Quantitative Electromerism of a Well-defined Mononuclear Copper Complex Through Reversible Intramolecular Metal-Ligand Electron Transfer

Copper amine oxidases are enzymes that exhibit in their active site a mononuclear copper complex and a 2,4,5-trihydroxyphenylalanine quinone (TPQ) cofactor; in the oxidative half of the catalytic cycle, the enzymes regulate their activity by a temperature-dependent electron transfer equilibrium between the Cu-II complex with the reduced, aminoquinol form of the cofactor and the reactive Cu-I complex with the corresponding oxidized, semiquinone form of the cofactor.

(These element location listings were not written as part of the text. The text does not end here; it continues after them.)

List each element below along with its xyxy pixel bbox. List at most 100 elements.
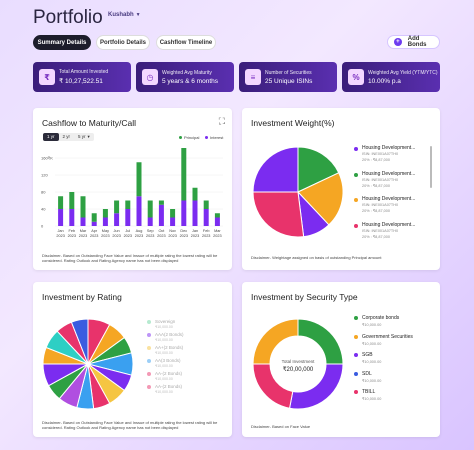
bar-interest[interactable] bbox=[158, 204, 164, 226]
cashflow-card: Cashflow to Maturity/Call ⛶ 1 yr 2 yr 5 … bbox=[33, 108, 232, 270]
list-item[interactable]: TBILL ₹10,000.00 bbox=[354, 389, 434, 408]
bar-interest[interactable] bbox=[125, 209, 131, 226]
bar-principal[interactable] bbox=[91, 213, 97, 222]
list-item[interactable]: AA+(2 Bonds) ₹10,000.00 bbox=[147, 345, 227, 358]
list-item[interactable]: SDL ₹10,000.00 bbox=[354, 371, 434, 390]
stack-icon: ≡ bbox=[245, 69, 261, 85]
bar-principal[interactable] bbox=[192, 187, 198, 201]
user-menu[interactable]: Kushabh ▼ bbox=[108, 12, 141, 18]
pie-slice[interactable] bbox=[252, 146, 299, 193]
kpi-value: 10.00% p.a bbox=[368, 77, 401, 85]
bar-principal[interactable] bbox=[58, 196, 64, 209]
item-name: TBILL bbox=[362, 389, 376, 395]
list-item[interactable]: Corporate bonds ₹10,000.00 bbox=[354, 315, 434, 334]
bar-interest[interactable] bbox=[170, 217, 176, 227]
donut-slice[interactable] bbox=[252, 318, 299, 365]
list-item[interactable]: Sovereign ₹10,000.00 bbox=[147, 319, 227, 332]
bar-interest[interactable] bbox=[114, 213, 120, 226]
y-tick-label: 80 bbox=[41, 190, 46, 195]
donut-slice[interactable] bbox=[297, 318, 344, 365]
legend-dot bbox=[354, 390, 358, 394]
bar-principal[interactable] bbox=[80, 196, 86, 218]
tab-portfolio-details[interactable]: Portfolio Details bbox=[96, 35, 150, 50]
pie-slice[interactable] bbox=[252, 191, 305, 238]
bar-principal[interactable] bbox=[170, 209, 176, 218]
bar-principal[interactable] bbox=[158, 200, 164, 205]
bar-interest[interactable] bbox=[136, 196, 142, 226]
item-name: Sovereign bbox=[155, 319, 176, 324]
bar-principal[interactable] bbox=[125, 200, 131, 210]
list-item[interactable]: AA-(2 Bonds) ₹10,000.00 bbox=[147, 384, 227, 397]
x-tick-label: 2023 bbox=[146, 234, 154, 238]
x-tick-label: 2023 bbox=[202, 234, 210, 238]
item-name: AAA(2 Bonds) bbox=[155, 332, 184, 338]
item-amount: 20% : ₹8,87,000 bbox=[362, 183, 390, 188]
tab-cashflow-timeline[interactable]: Cashflow Timeline bbox=[156, 35, 216, 50]
bar-principal[interactable] bbox=[147, 200, 153, 218]
bar-principal[interactable] bbox=[203, 200, 209, 210]
list-item[interactable]: Housing Development... ISIN: INE001A07TH0… bbox=[354, 171, 434, 197]
bar-principal[interactable] bbox=[69, 192, 75, 209]
item-isin: ISIN: INE001A07TH0 bbox=[362, 228, 399, 233]
period-tab-2yr[interactable]: 2 yr bbox=[62, 134, 71, 139]
bar-interest[interactable] bbox=[147, 217, 153, 227]
item-name: Housing Development... bbox=[362, 170, 416, 177]
item-amount: ₹10,000.00 bbox=[155, 351, 173, 356]
kpi-label: Total Amount Invested bbox=[59, 69, 109, 75]
bar-interest[interactable] bbox=[181, 200, 187, 227]
x-tick-label: 2023 bbox=[168, 234, 176, 238]
bar-interest[interactable] bbox=[69, 209, 75, 226]
pie-slice[interactable] bbox=[297, 146, 340, 193]
bar-interest[interactable] bbox=[58, 209, 64, 226]
list-item[interactable]: Government Securities ₹10,000.00 bbox=[354, 334, 434, 353]
investment-type-title: Investment by Security Type bbox=[251, 292, 358, 302]
item-amount: ₹10,000.00 bbox=[155, 325, 173, 329]
period-tab-1yr[interactable]: 1 yr bbox=[43, 133, 59, 141]
kpi-label: Weighted Avg Yield (YTM/YTC) bbox=[368, 69, 438, 76]
bar-interest[interactable] bbox=[102, 217, 108, 227]
pie-slice[interactable] bbox=[297, 172, 344, 226]
x-tick-label: Feb bbox=[69, 229, 76, 233]
list-item[interactable]: AAA(2 Bonds) ₹10,000.00 bbox=[147, 332, 227, 345]
x-tick-label: Oct bbox=[158, 229, 165, 233]
list-item[interactable]: Housing Development... ISIN: INE001A07TH0… bbox=[354, 222, 434, 248]
legend-dot bbox=[354, 371, 358, 376]
bar-interest[interactable] bbox=[91, 221, 97, 226]
item-amount: ₹10,000.00 bbox=[155, 364, 173, 369]
pie-slice[interactable] bbox=[70, 318, 89, 365]
x-tick-label: Aug bbox=[136, 229, 143, 233]
rating-disclaimer: Disclaimer- Based on Outstanding Face Va… bbox=[42, 420, 218, 430]
expand-icon[interactable]: ⛶ bbox=[218, 116, 225, 126]
kpi-number-securities: ≡ Number of Securities 25 Unique ISINs bbox=[239, 62, 337, 92]
bar-principal[interactable] bbox=[181, 148, 187, 201]
item-name: Government Securities bbox=[362, 333, 413, 340]
add-bonds-button[interactable]: + Add Bonds bbox=[387, 35, 440, 49]
bar-principal[interactable] bbox=[102, 209, 108, 218]
bar-interest[interactable] bbox=[203, 209, 209, 226]
list-item[interactable]: Housing Development... ISIN: INE001A07TH0… bbox=[354, 145, 434, 171]
item-name: Housing Development... bbox=[362, 196, 416, 203]
scrollbar[interactable] bbox=[430, 146, 432, 188]
bar-interest[interactable] bbox=[214, 217, 220, 227]
item-amount: 20% : ₹8,87,000 bbox=[362, 234, 390, 239]
list-item[interactable]: AA(3 Bonds) ₹10,000.00 bbox=[147, 358, 227, 371]
bar-principal[interactable] bbox=[214, 213, 220, 218]
period-tab-5yr[interactable]: 5 yr ▾ bbox=[74, 133, 94, 141]
top-bar: Portfolio Kushabh ▼ Summary Details Portf… bbox=[0, 0, 474, 58]
list-item[interactable]: Housing Development... ISIN: INE001A07TH0… bbox=[354, 196, 434, 222]
x-tick-label: Jan bbox=[58, 229, 64, 233]
bar-principal[interactable] bbox=[114, 200, 120, 214]
bar-interest[interactable] bbox=[192, 200, 198, 227]
kpi-value: 25 Unique ISINs bbox=[265, 77, 313, 85]
kpi-label: Number of Securities bbox=[265, 69, 312, 76]
legend-dot bbox=[147, 372, 151, 377]
donut-center-label: Total Investment bbox=[281, 359, 315, 364]
x-tick-label: Nov bbox=[169, 229, 176, 233]
bar-principal[interactable] bbox=[136, 162, 142, 197]
kpi-value: 5 years & 6 months bbox=[162, 77, 218, 85]
item-name: SGB bbox=[362, 352, 373, 358]
bar-interest[interactable] bbox=[80, 217, 86, 227]
list-item[interactable]: SGB ₹10,000.00 bbox=[354, 352, 434, 371]
list-item[interactable]: AA-(2 Bonds) ₹10,000.00 bbox=[147, 371, 227, 384]
tab-summary-details[interactable]: Summary Details bbox=[33, 35, 91, 50]
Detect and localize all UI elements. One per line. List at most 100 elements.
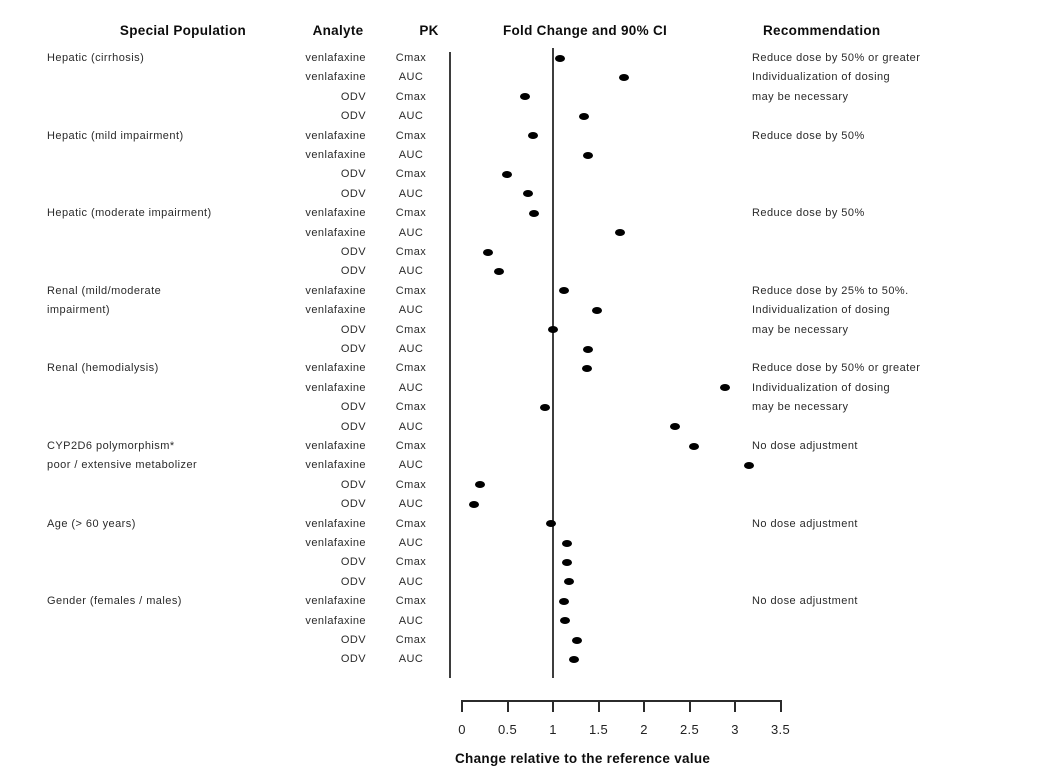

Here, we report the first mononuclear copper complex with redox-active ligands showing quantitative, reversible electromerism between a Cu-II eletromer with reduced, neutral ligand and a Cu-I electromer with an oxidized, radical monocationic ligand. The Cu-II form, being exclusively present at low temperature, exhibits a lower enthalpy (like the enzymes), but the Cu-I complex exhibits a higher entropy and is exclusively present at room temperature in CH2Cl2 solution. Further analysis, based on six different copper complexes, discloses a large solvent effect on electromerism.

Automated summary

Copper amine oxidases are enzymes that exhibit a mononuclear copper complex and a 2,4,5-trihydroxyphenylalanine quinone cofactor. They regulate their activity through a temperature-dependent electron transfer equilibrium. The study reports the first mononuclear copper complex with reversible electromerism between a Cu-II electromer and a Cu-I electromer. Solvent has a significant effect on this electromerism.